Посланнику не грозит это. Если провалится, то лишь по щиколотку, на глубину пакета с яблоками, что вполне устраивает меня. Ни один узник – если это настоящий узник – не желает гибели своего тюремщика. Кто еще так самоотверженно печется о нем! Кто покой его охраняет! Кто в минуту опасности думает не о себе, а о бледном затворнике! Вот и сейчас, свернув на улицу, где обитает Стрекозка, едва не сталкивается с оранжевым «Жигулем», и первая мысль, что проносится в мозгу, это мысль о запертом на два замка обитателе Грушевого Цвета. Не за себя испугался, не за свою светлость, а за мою, извините, темность. Мне лестно, чего уж там, хотя и я, не стану скрывать, малость перетрухнул за автомобилиста: не чужие все-таки люди. Час пик, надо смотреть в оба… Хозяин «Жигуля», между тем, поворачивает рябое желтое лицо и, оскалив металлический рот, грозит пальцем.

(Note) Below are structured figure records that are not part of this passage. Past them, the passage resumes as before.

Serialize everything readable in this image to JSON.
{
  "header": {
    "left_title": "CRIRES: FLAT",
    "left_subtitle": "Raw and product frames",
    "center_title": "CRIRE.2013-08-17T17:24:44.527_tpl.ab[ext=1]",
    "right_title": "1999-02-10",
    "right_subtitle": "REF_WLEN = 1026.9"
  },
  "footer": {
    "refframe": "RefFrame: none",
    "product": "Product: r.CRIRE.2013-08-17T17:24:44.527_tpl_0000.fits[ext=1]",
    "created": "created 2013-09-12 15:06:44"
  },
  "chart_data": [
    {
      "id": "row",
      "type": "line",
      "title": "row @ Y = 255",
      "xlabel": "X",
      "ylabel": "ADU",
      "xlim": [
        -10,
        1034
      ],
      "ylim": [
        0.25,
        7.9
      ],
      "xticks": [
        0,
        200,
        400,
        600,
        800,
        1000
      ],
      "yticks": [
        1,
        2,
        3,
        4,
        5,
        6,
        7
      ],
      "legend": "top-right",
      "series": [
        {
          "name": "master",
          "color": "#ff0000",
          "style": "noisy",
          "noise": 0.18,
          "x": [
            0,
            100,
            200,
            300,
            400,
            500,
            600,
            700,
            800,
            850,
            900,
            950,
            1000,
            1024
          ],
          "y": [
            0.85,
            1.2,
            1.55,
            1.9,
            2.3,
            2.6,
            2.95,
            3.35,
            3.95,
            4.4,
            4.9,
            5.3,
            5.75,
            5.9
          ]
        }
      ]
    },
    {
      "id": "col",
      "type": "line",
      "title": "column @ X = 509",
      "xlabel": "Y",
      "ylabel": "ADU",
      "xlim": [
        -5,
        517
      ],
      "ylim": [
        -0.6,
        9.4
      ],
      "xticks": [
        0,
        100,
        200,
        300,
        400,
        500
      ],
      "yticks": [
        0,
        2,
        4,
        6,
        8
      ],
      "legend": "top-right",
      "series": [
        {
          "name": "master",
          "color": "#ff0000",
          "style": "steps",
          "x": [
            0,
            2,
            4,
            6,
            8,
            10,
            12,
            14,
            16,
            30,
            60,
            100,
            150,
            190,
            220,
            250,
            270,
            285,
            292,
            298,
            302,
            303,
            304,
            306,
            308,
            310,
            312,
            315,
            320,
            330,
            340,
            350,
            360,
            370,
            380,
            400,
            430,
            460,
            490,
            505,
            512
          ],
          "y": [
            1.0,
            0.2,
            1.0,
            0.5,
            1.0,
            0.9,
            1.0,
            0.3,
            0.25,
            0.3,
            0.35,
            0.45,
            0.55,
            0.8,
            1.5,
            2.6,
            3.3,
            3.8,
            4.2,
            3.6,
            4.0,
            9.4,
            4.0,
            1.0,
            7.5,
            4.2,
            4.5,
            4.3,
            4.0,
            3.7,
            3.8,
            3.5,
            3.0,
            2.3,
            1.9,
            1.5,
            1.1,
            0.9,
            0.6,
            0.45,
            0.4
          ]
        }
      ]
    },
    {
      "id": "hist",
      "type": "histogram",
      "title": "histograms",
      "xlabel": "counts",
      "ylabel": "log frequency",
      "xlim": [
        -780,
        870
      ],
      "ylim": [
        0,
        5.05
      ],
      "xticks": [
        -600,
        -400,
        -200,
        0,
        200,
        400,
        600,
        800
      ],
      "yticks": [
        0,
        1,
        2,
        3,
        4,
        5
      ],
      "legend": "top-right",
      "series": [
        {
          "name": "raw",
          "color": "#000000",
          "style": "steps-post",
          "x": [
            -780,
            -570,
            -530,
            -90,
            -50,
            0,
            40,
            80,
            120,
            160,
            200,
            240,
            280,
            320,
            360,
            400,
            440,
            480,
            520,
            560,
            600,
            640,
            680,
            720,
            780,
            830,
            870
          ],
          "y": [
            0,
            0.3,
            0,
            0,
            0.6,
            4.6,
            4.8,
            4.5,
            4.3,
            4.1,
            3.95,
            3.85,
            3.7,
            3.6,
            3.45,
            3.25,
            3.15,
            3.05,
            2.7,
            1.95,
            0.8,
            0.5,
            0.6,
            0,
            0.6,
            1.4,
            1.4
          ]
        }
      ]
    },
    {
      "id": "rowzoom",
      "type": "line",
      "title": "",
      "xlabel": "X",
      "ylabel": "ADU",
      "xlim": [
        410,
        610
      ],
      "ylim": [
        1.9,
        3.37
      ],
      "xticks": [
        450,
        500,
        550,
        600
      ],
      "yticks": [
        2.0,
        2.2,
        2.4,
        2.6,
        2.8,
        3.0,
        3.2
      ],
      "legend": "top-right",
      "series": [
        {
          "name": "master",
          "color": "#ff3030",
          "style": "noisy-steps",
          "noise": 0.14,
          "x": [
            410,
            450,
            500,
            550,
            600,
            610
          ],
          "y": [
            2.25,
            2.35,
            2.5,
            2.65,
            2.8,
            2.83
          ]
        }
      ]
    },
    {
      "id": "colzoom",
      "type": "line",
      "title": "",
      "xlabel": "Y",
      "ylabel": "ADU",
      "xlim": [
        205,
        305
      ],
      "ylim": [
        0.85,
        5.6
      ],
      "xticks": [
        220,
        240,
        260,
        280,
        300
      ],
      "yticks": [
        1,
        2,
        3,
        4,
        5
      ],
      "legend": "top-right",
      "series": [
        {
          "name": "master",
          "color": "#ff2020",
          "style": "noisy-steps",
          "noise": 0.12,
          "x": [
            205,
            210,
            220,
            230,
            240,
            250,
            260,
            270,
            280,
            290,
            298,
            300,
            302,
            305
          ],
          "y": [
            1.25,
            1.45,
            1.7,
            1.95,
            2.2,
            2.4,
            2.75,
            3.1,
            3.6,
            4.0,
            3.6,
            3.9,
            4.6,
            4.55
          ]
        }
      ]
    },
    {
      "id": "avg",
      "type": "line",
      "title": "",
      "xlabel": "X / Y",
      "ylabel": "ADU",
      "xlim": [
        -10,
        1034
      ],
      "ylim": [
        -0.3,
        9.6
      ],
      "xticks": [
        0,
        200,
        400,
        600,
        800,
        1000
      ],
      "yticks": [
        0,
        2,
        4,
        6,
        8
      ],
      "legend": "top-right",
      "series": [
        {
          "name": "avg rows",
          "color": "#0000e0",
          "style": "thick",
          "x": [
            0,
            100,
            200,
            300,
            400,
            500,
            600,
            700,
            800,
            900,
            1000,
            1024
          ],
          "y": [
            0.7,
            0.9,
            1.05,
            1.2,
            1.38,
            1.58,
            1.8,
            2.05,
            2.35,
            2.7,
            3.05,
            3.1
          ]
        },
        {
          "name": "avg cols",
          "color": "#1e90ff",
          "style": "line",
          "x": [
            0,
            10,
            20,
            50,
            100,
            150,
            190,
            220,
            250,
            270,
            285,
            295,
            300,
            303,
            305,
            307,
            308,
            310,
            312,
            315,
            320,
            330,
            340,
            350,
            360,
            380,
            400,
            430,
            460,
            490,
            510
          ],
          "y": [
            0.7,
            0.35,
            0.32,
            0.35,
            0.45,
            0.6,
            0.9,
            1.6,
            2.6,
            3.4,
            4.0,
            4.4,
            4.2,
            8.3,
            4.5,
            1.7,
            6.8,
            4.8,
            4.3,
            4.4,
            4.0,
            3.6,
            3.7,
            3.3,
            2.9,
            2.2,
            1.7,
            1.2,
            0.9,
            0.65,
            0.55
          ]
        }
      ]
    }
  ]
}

Круг! Не прямая, как полагает целеустремленный ездок, а круг, точнее – виток, один из витков, а вот и следующий: дом Стрекозки. Та же обитая желтым дерматином дверь, тот же коврик у порога и тот же звонок. Неужели тот? Посланник мешкает, но нажимает-таки, и долетевшее дребезжанье, которое напоминает голос Евнуха (мой пунктуалист глядит на часы), подтверждает: да, тот же… Те же легкие шаги за дверью, то же шуршанье и щелчок замка.
– А мы как раз говорили о тебе.
– Надеюсь, хорошо?
Тот же диалог, та же прихожая с книгами, тот же круглый стол в большой комнате, которая на самом деле совсем невелика (Три-a жаловался, что не вытянуть ноги), те же гости: горбунья из статистического управления, молчаливый старец в синих очках, а также печальная незнакомка, которая сокрушается в очередной раз: как это ужасно, когда умирают люди! На похоронах Рыбака тоже присутствовала – профессионал своего рода, траурная дама… Та же люстра в форме свечей, подарок на новоселье приятеля студенческих лет, а вот хозяин – новый, повыше прежнего, пошире, и по фамилии Столбов – какая женщина устоит против такой фамилии!